Financial advisers need to resist the urge to roll their eyes when the issue of impact investing comes up in conversation.

Financial advisers need to resist the urge to roll their eyes when the issue of impact investing comes up in conversation — because the topic is likely to arise more often and is becoming more important to more clients.
Historically, institutional investors — particularly European pension funds — have led the charge in aligning their investment dollars with their values. But over the last few years, individual investors have jumped on the bandwagon in a big way.
According to J.P. Morgan Securities and the Global Impact Investing Network, a group of 125 impact investors that the firms surveyed committed $10.6 billion in impact investing last year and plan to increase that by 19% this year, to $12.7 billion. That’s hardly pocket change.
Within that group, retail investors, high-net-worth individuals and family offices made up 32% of impact investors. Pension funds and insurers made up 22%. The rest is derived from foundations, banks and other financial institutions.
Over the past few years, each of the four wirehouses has developed impact-investing platforms, while opportunities have risen notably through mutual funds that invest in companies focused on producing measurable social impact as well as financial returns.

‘GOING MAINSTREAM’

“When you have the wirehouses embracing this, that’s a sign it’s going mainstream,” Joe Keefe, president and chief executive of Pax World Management, told InvestmentNews reporter Liz Skinner.
Need more evidence? Just last week, at the Investment Company Institute annual meeting, impact investing was a dominant theme, with some hard-charging competitors setting aside their rivalries to agree that impact investing is here to stay.

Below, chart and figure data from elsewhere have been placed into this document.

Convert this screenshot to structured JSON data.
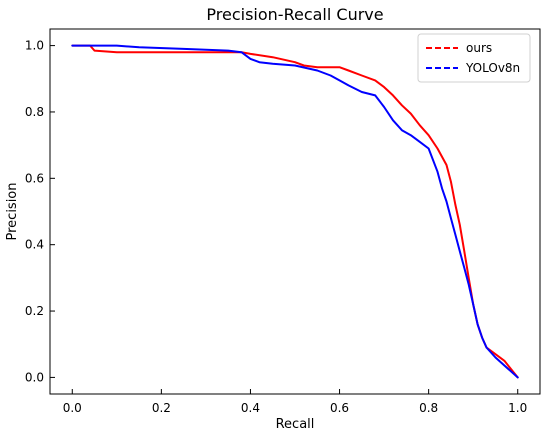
{
  "chart_data": {
    "type": "line",
    "title": "Precision-Recall Curve",
    "xlabel": "Recall",
    "ylabel": "Precision",
    "xlim": [
      -0.05,
      1.05
    ],
    "ylim": [
      -0.05,
      1.05
    ],
    "xticks": [
      0.0,
      0.2,
      0.4,
      0.6,
      0.8,
      1.0
    ],
    "yticks": [
      0.0,
      0.2,
      0.4,
      0.6,
      0.8,
      1.0
    ],
    "xtick_labels": [
      "0.0",
      "0.2",
      "0.4",
      "0.6",
      "0.8",
      "1.0"
    ],
    "ytick_labels": [
      "0.0",
      "0.2",
      "0.4",
      "0.6",
      "0.8",
      "1.0"
    ],
    "grid": false,
    "legend_position": "top-right",
    "series": [
      {
        "name": "ours",
        "color": "#ff0000",
        "x": [
          0.0,
          0.04,
          0.05,
          0.1,
          0.2,
          0.3,
          0.38,
          0.4,
          0.45,
          0.5,
          0.52,
          0.55,
          0.6,
          0.62,
          0.65,
          0.68,
          0.7,
          0.72,
          0.74,
          0.76,
          0.78,
          0.8,
          0.82,
          0.84,
          0.85,
          0.86,
          0.87,
          0.88,
          0.89,
          0.9,
          0.91,
          0.92,
          0.93,
          0.95,
          0.97,
          1.0
        ],
        "y": [
          1.0,
          1.0,
          0.985,
          0.98,
          0.98,
          0.98,
          0.98,
          0.975,
          0.965,
          0.95,
          0.94,
          0.935,
          0.935,
          0.925,
          0.91,
          0.895,
          0.875,
          0.85,
          0.82,
          0.795,
          0.76,
          0.73,
          0.69,
          0.64,
          0.59,
          0.52,
          0.46,
          0.38,
          0.3,
          0.22,
          0.16,
          0.12,
          0.09,
          0.07,
          0.05,
          0.0
        ]
      },
      {
        "name": "YOLOv8n",
        "color": "#0000ff",
        "x": [
          0.0,
          0.1,
          0.15,
          0.25,
          0.35,
          0.38,
          0.4,
          0.42,
          0.45,
          0.5,
          0.55,
          0.58,
          0.6,
          0.62,
          0.65,
          0.68,
          0.7,
          0.72,
          0.74,
          0.76,
          0.78,
          0.8,
          0.82,
          0.83,
          0.84,
          0.85,
          0.86,
          0.87,
          0.88,
          0.89,
          0.9,
          0.91,
          0.92,
          0.93,
          0.95,
          1.0
        ],
        "y": [
          1.0,
          1.0,
          0.995,
          0.99,
          0.985,
          0.98,
          0.96,
          0.95,
          0.945,
          0.94,
          0.925,
          0.91,
          0.895,
          0.88,
          0.86,
          0.85,
          0.815,
          0.775,
          0.745,
          0.73,
          0.71,
          0.69,
          0.62,
          0.57,
          0.53,
          0.48,
          0.43,
          0.38,
          0.33,
          0.28,
          0.22,
          0.16,
          0.12,
          0.09,
          0.06,
          0.0
        ]
      }
    ]
  }
}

Andrew Sieg, managing director and the head of global wealth and retirement solutions at Bank of America Merrill Lynch, said interest in impact investments is particularly keen among baby boomers, with younger investors in that generation preferring strategies that account for values other than business metrics when selecting securities.
That’s going to increase the popularity of those strategies in coming years, said Mr. Sieg, who was joined on a panel at ICI by Bernard J. Clark, executive vice president of advisor services for Charles Schwab Corp., and Bob Vorlop, head of products and advice for Wells Fargo Advisors.

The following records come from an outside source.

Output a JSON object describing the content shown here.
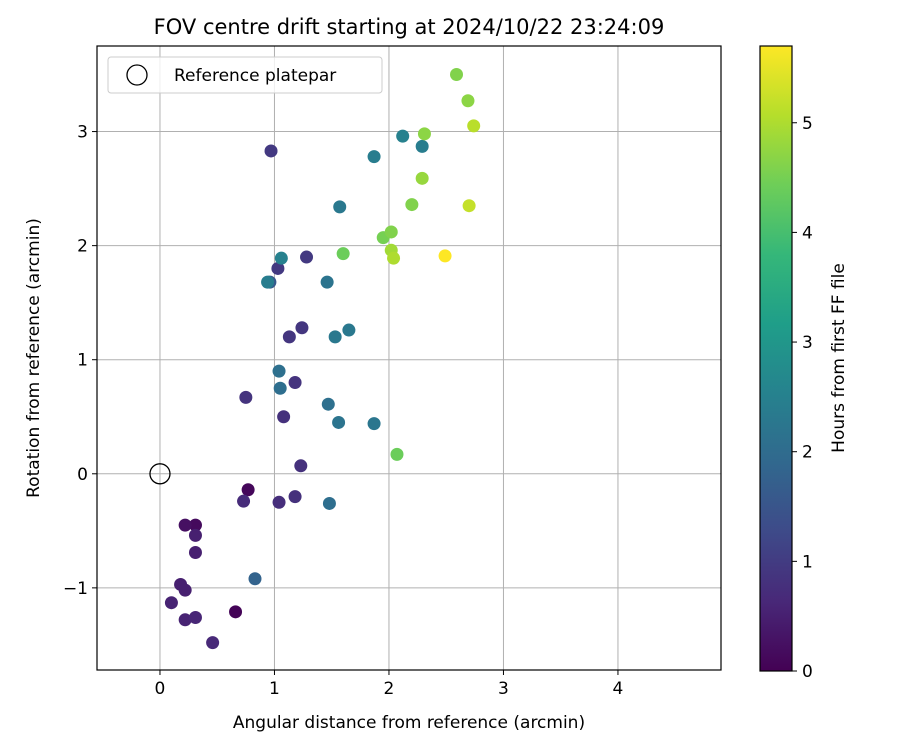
{
  "chart_data": {
    "type": "scatter",
    "title": "FOV centre drift starting at 2024/10/22 23:24:09",
    "xlabel": "Angular distance from reference (arcmin)",
    "ylabel": "Rotation from reference (arcmin)",
    "xlim": [
      -0.55,
      4.9
    ],
    "ylim": [
      -1.72,
      3.75
    ],
    "xticks": [
      0,
      1,
      2,
      3,
      4
    ],
    "yticks": [
      -1,
      0,
      1,
      2,
      3
    ],
    "xtick_labels": [
      "0",
      "1",
      "2",
      "3",
      "4"
    ],
    "ytick_labels": [
      "−1",
      "0",
      "1",
      "2",
      "3"
    ],
    "grid": true,
    "legend": {
      "placement": "top-left",
      "entries": [
        {
          "label": "Reference platepar",
          "marker": "open-circle"
        }
      ]
    },
    "reference_point": {
      "x": 0,
      "y": 0
    },
    "colorbar": {
      "label": "Hours from first FF file",
      "colormap": "viridis",
      "range": [
        0,
        5.7
      ],
      "ticks": [
        0,
        1,
        2,
        3,
        4,
        5
      ],
      "tick_labels": [
        "0",
        "1",
        "2",
        "3",
        "4",
        "5"
      ]
    },
    "points": [
      {
        "x": 0.66,
        "y": -1.21,
        "h": 0.05
      },
      {
        "x": 0.77,
        "y": -0.14,
        "h": 0.1
      },
      {
        "x": 0.31,
        "y": -0.45,
        "h": 0.15
      },
      {
        "x": 0.22,
        "y": -0.45,
        "h": 0.25
      },
      {
        "x": 0.31,
        "y": -0.54,
        "h": 0.5
      },
      {
        "x": 0.31,
        "y": -0.69,
        "h": 0.5
      },
      {
        "x": 0.18,
        "y": -0.97,
        "h": 0.5
      },
      {
        "x": 0.22,
        "y": -1.02,
        "h": 0.5
      },
      {
        "x": 0.1,
        "y": -1.13,
        "h": 0.55
      },
      {
        "x": 0.22,
        "y": -1.28,
        "h": 0.55
      },
      {
        "x": 0.31,
        "y": -1.26,
        "h": 0.6
      },
      {
        "x": 0.46,
        "y": -1.48,
        "h": 0.65
      },
      {
        "x": 0.73,
        "y": -0.24,
        "h": 0.7
      },
      {
        "x": 1.04,
        "y": -0.25,
        "h": 0.75
      },
      {
        "x": 1.18,
        "y": -0.2,
        "h": 0.8
      },
      {
        "x": 1.23,
        "y": 0.07,
        "h": 0.8
      },
      {
        "x": 1.08,
        "y": 0.5,
        "h": 0.8
      },
      {
        "x": 1.18,
        "y": 0.8,
        "h": 0.85
      },
      {
        "x": 0.75,
        "y": 0.67,
        "h": 0.85
      },
      {
        "x": 1.13,
        "y": 1.2,
        "h": 0.9
      },
      {
        "x": 1.24,
        "y": 1.28,
        "h": 0.9
      },
      {
        "x": 1.03,
        "y": 1.8,
        "h": 0.95
      },
      {
        "x": 1.28,
        "y": 1.9,
        "h": 0.95
      },
      {
        "x": 0.97,
        "y": 2.83,
        "h": 0.95
      },
      {
        "x": 0.96,
        "y": 1.68,
        "h": 1.6
      },
      {
        "x": 0.83,
        "y": -0.92,
        "h": 1.8
      },
      {
        "x": 1.48,
        "y": -0.26,
        "h": 2.05
      },
      {
        "x": 1.05,
        "y": 0.75,
        "h": 2.05
      },
      {
        "x": 1.04,
        "y": 0.9,
        "h": 2.1
      },
      {
        "x": 1.47,
        "y": 0.61,
        "h": 2.1
      },
      {
        "x": 1.56,
        "y": 0.45,
        "h": 2.2
      },
      {
        "x": 1.87,
        "y": 0.44,
        "h": 2.25
      },
      {
        "x": 1.53,
        "y": 1.2,
        "h": 2.3
      },
      {
        "x": 1.65,
        "y": 1.26,
        "h": 2.3
      },
      {
        "x": 1.46,
        "y": 1.68,
        "h": 2.2
      },
      {
        "x": 0.94,
        "y": 1.68,
        "h": 2.4
      },
      {
        "x": 1.06,
        "y": 1.89,
        "h": 2.5
      },
      {
        "x": 1.57,
        "y": 2.34,
        "h": 2.3
      },
      {
        "x": 1.87,
        "y": 2.78,
        "h": 2.4
      },
      {
        "x": 2.12,
        "y": 2.96,
        "h": 2.5
      },
      {
        "x": 2.29,
        "y": 2.87,
        "h": 2.4
      },
      {
        "x": 2.07,
        "y": 0.17,
        "h": 4.4
      },
      {
        "x": 1.6,
        "y": 1.93,
        "h": 4.4
      },
      {
        "x": 1.95,
        "y": 2.07,
        "h": 4.5
      },
      {
        "x": 2.02,
        "y": 2.12,
        "h": 4.6
      },
      {
        "x": 2.02,
        "y": 1.96,
        "h": 4.9
      },
      {
        "x": 2.04,
        "y": 1.89,
        "h": 5.0
      },
      {
        "x": 2.2,
        "y": 2.36,
        "h": 4.6
      },
      {
        "x": 2.29,
        "y": 2.59,
        "h": 4.8
      },
      {
        "x": 2.31,
        "y": 2.98,
        "h": 4.7
      },
      {
        "x": 2.59,
        "y": 3.5,
        "h": 4.6
      },
      {
        "x": 2.69,
        "y": 3.27,
        "h": 4.7
      },
      {
        "x": 2.74,
        "y": 3.05,
        "h": 5.1
      },
      {
        "x": 2.7,
        "y": 2.35,
        "h": 5.2
      },
      {
        "x": 2.49,
        "y": 1.91,
        "h": 5.7
      }
    ]
  }
}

“I would look at the percentage of time you’re thinking about impact-oriented investments — environmental, social justice strategies — and I would double or triple it,” Mr. Sieg said.
Investors are pleased as far as performance goes.
The J.P. Morgan Securities/ Global Impact Investing Network poll found that 91% of investors surveyed said their investments were meeting or exceeding their financial expectations, with about 54% targeting competitive market return rates.
And as long as advisers make it clear to clients interested in impact investing that returns may vary widely and that some financial performance may be sacrificed for social performance, they should embrace this development.